After graduating from university – an achievement that should bring excitement and opportunity – one of the first things Tanya van Biesen, executive director of Catalyst, remembers encountering was gender inequity in the workplace.
“My very first job coming out of university, I was hired, offered a starting salary, and what I came to realize over time was that my starting salary was 10 per cent lower than at least one peer that I know of, because that peer, who was hired into the exact same job, at exactly the same level, in exactly the same company, is now my husband. And we started at the same time,” van Biesen says. “To be frank, at the time, I didn’t interpret it as some kind of a gender wage gap, I was still young and idealistic and I just thought, ‘Hm, I just need to work harder.’”
That hard work eventually led her to the global executive search company Spencer Stuart, where she worked for more than 20 years – including leading its diversity practice – before making the decision to join Catalyst in 2016.
“Increasingly I was seeing this persistent glass ceiling, these persistent barriers facing women,” van Biesen says. “So despite the fact that for the last 25 years plus in Canada, women have earned 58 per cent of university degrees, year over year over year, the number of women CEOs was somewhere in the three to four per cent range. We could just never seem to pierce through it, and we still haven’t.
“So I just started to think, ‘How can I make a bigger impact?’ What is it that I can do to actually start to impact these numbers and these outcomes, and that was why I made the decision to move over.”
Working directly with organizations, van Biesen and her team’s work happens at two levels. Systematically; identifying and extracting biases from policies, practices and processes, and culturally; bringing awareness to inherent biases, understanding of why they’re there, and introducing behaviours that can interrupt them.
“There’s now so much research that shows that the more diverse your organization is, the more you will generate positive outcomes as it relates to talent, so being more successful at attracting and retaining talent,” van Biesen says. “As well, more success around innovation and productivity, so just group performance. We also see enhanced outcomes around reputation and this whole topic of corporate social responsibility. And finally, enhanced outcomes in financial performance. So those four areas are really the ‘why’ of why this matters.
“If you look at a normal distribution curve of who is coming out of schools today – universities, trade schools – women represent a huge proportion of those graduates. And if we are not giving them access to opportunities and cultivating their progression and advancement through organizations, and you end up at the top with this tiny proportion of women, then, by definition, you don’t have the best talent.”
But it’s not all doom and gloom. A self-described optimist at heart, van Biesen says she’s encouraged by the progress she’s seen over the past decade, qualifying that statement with an assertion that we still have a long way to go.
“There is still a lot of work to be done for women in this country, most notably on things like closing the gender wage gap, having access to affordable child care,” she says. “For women of colour and Indigenous women in this country, we still have a very long way to go to recognize their full participation and opportunity to advance in our communities and our societies.
“There are three things that I’d really like to see.

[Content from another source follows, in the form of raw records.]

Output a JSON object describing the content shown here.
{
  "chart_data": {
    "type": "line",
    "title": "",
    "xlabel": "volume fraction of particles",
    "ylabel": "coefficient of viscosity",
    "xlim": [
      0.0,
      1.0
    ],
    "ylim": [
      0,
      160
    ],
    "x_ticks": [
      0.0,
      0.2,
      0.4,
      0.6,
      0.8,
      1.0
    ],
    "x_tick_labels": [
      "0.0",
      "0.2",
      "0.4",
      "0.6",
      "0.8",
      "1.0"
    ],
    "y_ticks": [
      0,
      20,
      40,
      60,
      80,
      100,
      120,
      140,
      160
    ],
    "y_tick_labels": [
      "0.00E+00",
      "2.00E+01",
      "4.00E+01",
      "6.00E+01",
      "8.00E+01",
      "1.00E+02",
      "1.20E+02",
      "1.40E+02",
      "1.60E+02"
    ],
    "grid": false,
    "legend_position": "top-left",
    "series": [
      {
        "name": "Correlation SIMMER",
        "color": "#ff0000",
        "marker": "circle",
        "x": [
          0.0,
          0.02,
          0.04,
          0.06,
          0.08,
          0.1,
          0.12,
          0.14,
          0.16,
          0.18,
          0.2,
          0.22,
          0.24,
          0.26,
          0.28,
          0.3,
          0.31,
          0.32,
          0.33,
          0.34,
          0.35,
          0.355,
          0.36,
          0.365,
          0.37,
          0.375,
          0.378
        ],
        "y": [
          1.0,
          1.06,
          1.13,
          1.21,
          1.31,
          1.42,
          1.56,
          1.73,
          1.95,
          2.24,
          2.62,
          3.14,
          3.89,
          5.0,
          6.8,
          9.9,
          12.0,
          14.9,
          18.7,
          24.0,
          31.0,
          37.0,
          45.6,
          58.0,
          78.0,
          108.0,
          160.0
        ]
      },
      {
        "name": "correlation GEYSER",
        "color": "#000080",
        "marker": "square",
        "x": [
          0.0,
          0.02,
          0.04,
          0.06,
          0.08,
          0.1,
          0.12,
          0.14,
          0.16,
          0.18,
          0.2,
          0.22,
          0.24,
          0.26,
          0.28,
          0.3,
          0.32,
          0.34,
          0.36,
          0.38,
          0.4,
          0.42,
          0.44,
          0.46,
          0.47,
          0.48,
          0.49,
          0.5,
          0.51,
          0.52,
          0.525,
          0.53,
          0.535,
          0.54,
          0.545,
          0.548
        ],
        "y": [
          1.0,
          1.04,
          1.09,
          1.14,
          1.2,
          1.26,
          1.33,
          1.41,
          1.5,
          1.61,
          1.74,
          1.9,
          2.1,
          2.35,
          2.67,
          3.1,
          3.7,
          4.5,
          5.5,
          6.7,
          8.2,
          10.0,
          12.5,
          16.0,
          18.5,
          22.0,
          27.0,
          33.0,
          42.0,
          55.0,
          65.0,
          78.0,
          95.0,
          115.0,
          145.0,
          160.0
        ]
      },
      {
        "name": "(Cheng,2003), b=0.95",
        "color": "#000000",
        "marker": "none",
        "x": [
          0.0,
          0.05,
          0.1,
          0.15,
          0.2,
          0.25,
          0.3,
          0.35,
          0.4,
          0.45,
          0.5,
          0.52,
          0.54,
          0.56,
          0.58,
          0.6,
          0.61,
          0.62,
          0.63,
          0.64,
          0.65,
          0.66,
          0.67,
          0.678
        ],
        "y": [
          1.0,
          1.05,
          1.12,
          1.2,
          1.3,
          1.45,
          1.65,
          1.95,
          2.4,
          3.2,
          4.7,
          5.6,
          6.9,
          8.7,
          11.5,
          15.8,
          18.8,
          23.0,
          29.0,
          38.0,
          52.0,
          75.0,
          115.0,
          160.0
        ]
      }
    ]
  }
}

One is that this whole discussion of diversity and inclusion becomes embedded into the talent management strategies of every organization in Canada. The second is that all women, regardless of race or ethnicity or sexual orientation, have a fair shot of advancing in Canadian workplaces. The third is that we close the gender wage gap. We’ve stalled out on the gender wage gap, and that’s something we need to close. In an advanced economy like ours, and a progressive society, that is something that is inexcusable.”
Van Biesen will be the keynote speaker at The Winnipeg Chamber of Commerce’s Membership Luncheon coming up on November 19, and is looking forward to bringing her message of equality and inclusion to the city’s business community.
“I am going to talk about the importance of women in the workplace, and the current state of where we are in terms of women leadership in Canada,” van Biesen says. “But then I’ll also take a more forward-looking view on this technological revolution that we find ourselves in, and what that means for the workplace going forward, what that means for women in the workplace.
“There’s individual accountability to make societal change happen. And so what I want to leave people with is that sense that we all have a role to play.”